Quest Brings Foglight APM to Microsoft Windows Azure
August 13, 2012
Are you getting the most out of your Microsoft (NASDAQ: MSFT) Windows Azure-based applications? A new addition to the Quest Software Foglight application performance management (APM) portfolio will help IT administrators monitor the performance of Azure-based apps.
Foglight for Windows Azure Applications has entered its beta-testing phase. With cloud application monitoring becoming increasingly more important to make sure apps are functioning at the level they need to be at, Quest is promising a variety of features in this latest incarnation of Foglight, including:
Insight at a glance of current and historical application availability, as well as the health of the app and supporting infrastructure.

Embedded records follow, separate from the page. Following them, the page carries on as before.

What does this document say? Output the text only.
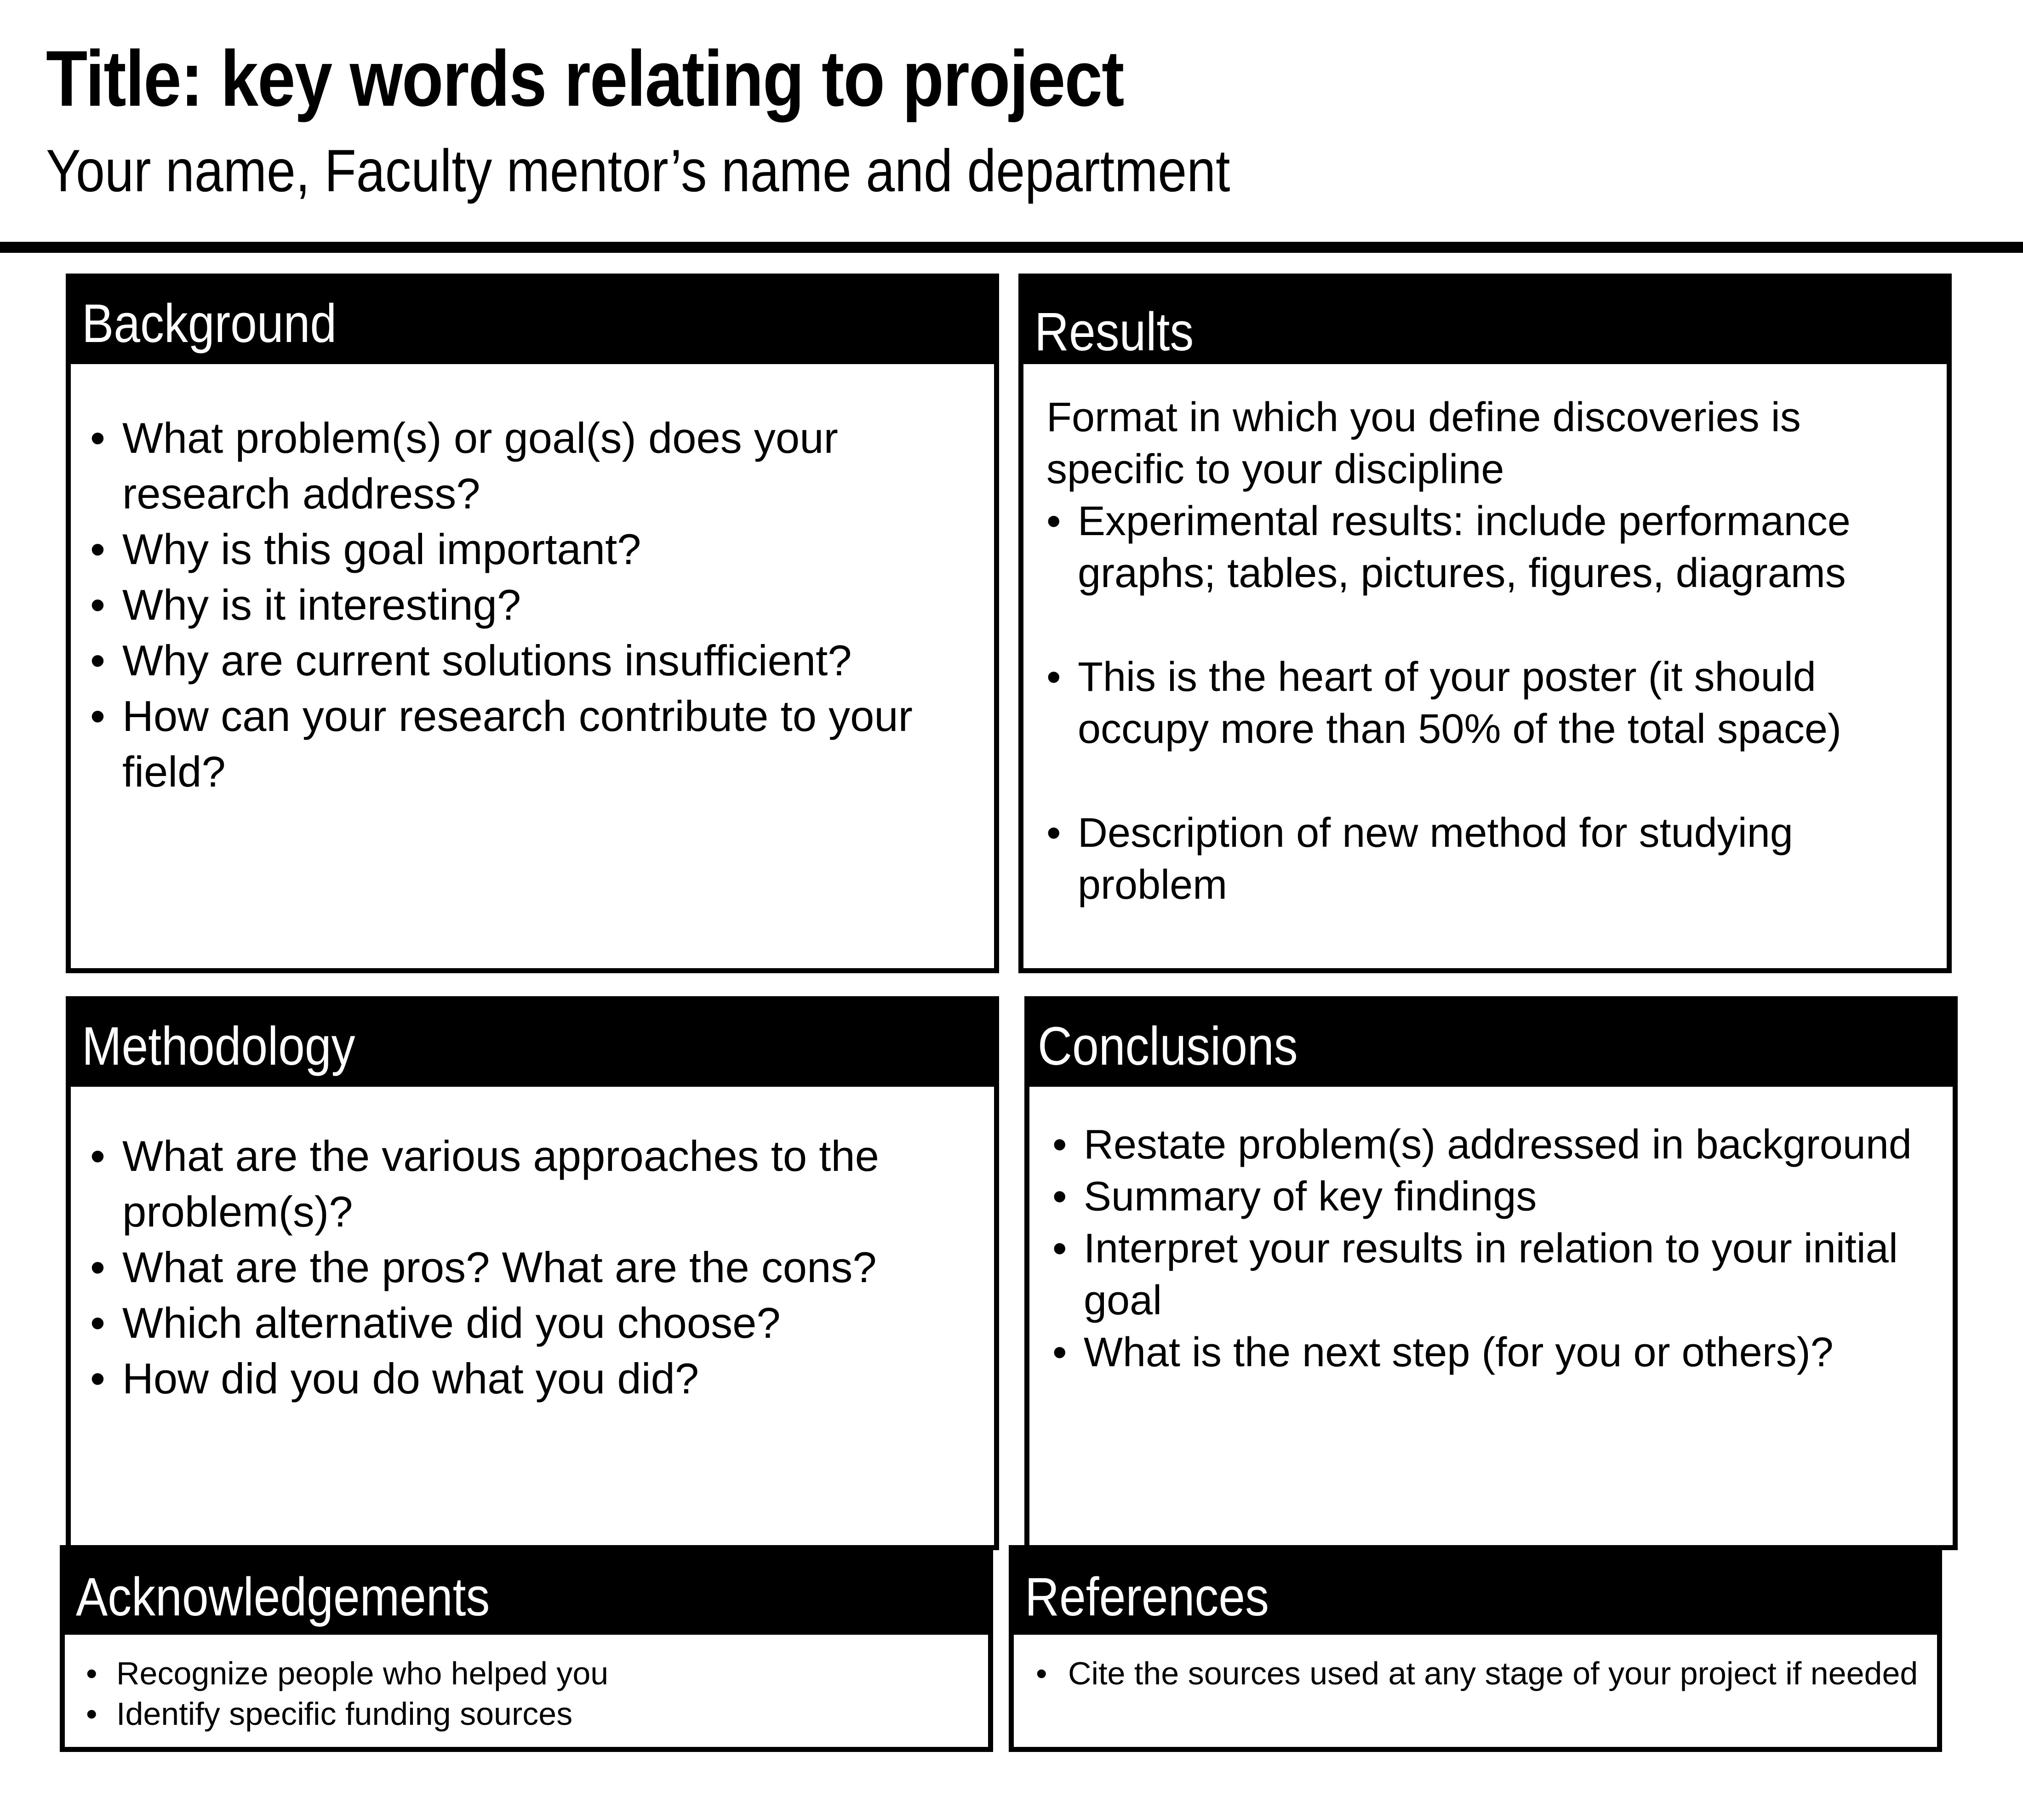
Title: key words relating to project
Your name, Faculty mentor’s name and department
Background
• What problem(s) or goal(s) does your research address?
• Why is this goal important?
• Why is it interesting?
• Why are current solutions insufficient?
• How can your research contribute to your field?
Results
Format in which you define discoveries is specific to your discipline
• Experimental results: include performance graphs; tables, pictures, figures, diagrams
• This is the heart of your poster (it should occupy more than 50% of the total space)
• Description of new method for studying problem
Methodology
• What are the various approaches to the problem(s)?
• What are the pros? What are the cons?
• Which alternative did you choose?
• How did you do what you did?
Conclusions
• Restate problem(s) addressed in background
• Summary of key findings
• Interpret your results in relation to your initial goal
• What is the next step (for you or others)?
Acknowledgements
• Recognize people who helped you
• Identify specific funding sources
References
• Cite the sources used at any stage of your project if needed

The ability to drill down into performance to understand the impact and cause of problems.
Insight into users’ quality of service with at-a-glance views of response time to show normal behavior and draw attention to outliers.
A geographical view of performance and user location to illustrate problems affecting particular geographies.
Information into performance related to browser types, mobile devices and other user agents so IT administrators can identify compatibility issues and view how users are accessing apps.
Alarms that only go off for “truly important matters,” but that can be forwarded to email clients so IT staff are notified when critical issues arise.
As part as application performance management goes, Quest is longtime provider of APM software, having been providing APM solutions for the last two decades. A variety of versions of Foglight are available, but this marks Quest’s first real foray into monitoring specifically for cloud-based applications.
Steve Rosenberg, vice president and general manager of performance monitoring at Quest Software, noted in a prepared statement that the Foglight product for Windows Azure applications monitoring gives IT organizations “the ability for extremely rapid and cost-effective application delivery.”
Those in the channel that support customers’ Azure-based apps should be able to find opportunities to make good on SLAs and proactively solve any potential bottlenecks or performance problems. Combined with other Foglight monitoring tools, partners will be able to monitor customers’ different systems and provide extra value in their service offerings.